PATI – Piala Soeratin U-17 Zona Jawa Tengah yang seharusnya menjadi panggung lahirnya talenta-talenta masa depan sepak bola Indonesia justru diwarnai aksi yang jauh dari semangat fair play. Duel Safin Pati U-17 kontra BJL 2000 U-17 di Stadion Gelora Soekarno, Mojoagung, Trangkil, Senin (27/7), berubah menjadi sorotan usai muncul insiden tendangan bergaya kungfu yang viral di media sosial.
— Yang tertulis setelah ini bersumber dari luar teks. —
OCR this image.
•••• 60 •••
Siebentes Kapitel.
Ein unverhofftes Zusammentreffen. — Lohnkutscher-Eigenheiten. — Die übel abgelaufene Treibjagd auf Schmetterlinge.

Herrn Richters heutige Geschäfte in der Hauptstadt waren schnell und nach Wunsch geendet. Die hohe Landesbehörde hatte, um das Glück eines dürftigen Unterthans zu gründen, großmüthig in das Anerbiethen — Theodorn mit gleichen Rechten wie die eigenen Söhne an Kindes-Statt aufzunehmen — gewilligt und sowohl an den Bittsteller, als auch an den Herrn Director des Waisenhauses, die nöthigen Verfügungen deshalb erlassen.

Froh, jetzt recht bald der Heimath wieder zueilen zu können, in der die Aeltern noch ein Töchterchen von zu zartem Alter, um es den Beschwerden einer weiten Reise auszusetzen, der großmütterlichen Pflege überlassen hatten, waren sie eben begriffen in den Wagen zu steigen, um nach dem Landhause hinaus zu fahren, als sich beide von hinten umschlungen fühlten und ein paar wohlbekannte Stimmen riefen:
Laga yang berlangsung sengit itu sebenarnya menghadirkan duel seimbang. Kedua tim saling jual beli serangan hingga pertandingan berakhir dengan skor 1-1. Namun, hasil akhir justru kalah mencuri perhatian dibanding aksi keras yang terjadi di atas lapangan.

Momen tersebut terekam dalam sebuah video yang kemudian diunggah akun Instagram Semarang Updates. Dalam tayangan itu terlihat seorang pemain berseragam terang melompat dan melayangkan tendangan tinggi ke arah pemain lawan yang mengenakan jersey gelap.

Benturan keras membuat pemain BJL 2000 langsung tersungkur di lapangan. Wasit tanpa ragu mengeluarkan kartu merah kepada pelaku karena menilai pelanggaran tersebut membahayakan keselamatan lawan.

Berdasarkan informasi yang beredar, pemain BJL 2000 bernama Rama Jangkar (16) bahkan harus mendapatkan penanganan medis dan menjalani perawatan di rumah sakit akibat insiden tersebut.

Video itu dengan cepat menyebar di berbagai platform media sosial dan memancing reaksi keras dari pecinta sepak bola. Banyak warganet menilai aksi tersebut tidak mencerminkan semangat kompetisi usia muda yang mengedepankan pembinaan karakter, teknik, dan sportivitas.

Tak sedikit pula yang mendesak Asprov PSSI Jawa Tengah untuk memberikan hukuman tegas kepada pemain yang terlibat. Menurut mereka, tindakan disiplin diperlukan agar kejadian serupa tidak menjadi contoh buruk bagi pemain muda lainnya.

Di tengah ramainya perbincangan publik, pihak Asprov PSSI Jawa Tengah belum memberikan penjelasan detail mengenai kronologi insiden tersebut. Perwakilan Asprov, M. Ibnu, menyampaikan bahwa kasus itu akan diproses sesuai mekanisme yang berlaku.

"Nanti akan ada sidang Komisi Disiplin PSSI. Hasilnya akan kami sampaikan setelah sidang selesai," ujarnya.

Sementara itu, Ketua Askab PSSI Pati Dian Dwi Budianto mengaku prihatin atas insiden yang mencoreng jalannya pertandingan. Meski belum menerima laporan resmi, ia telah mengetahui kejadian tersebut dari video yang beredar luas.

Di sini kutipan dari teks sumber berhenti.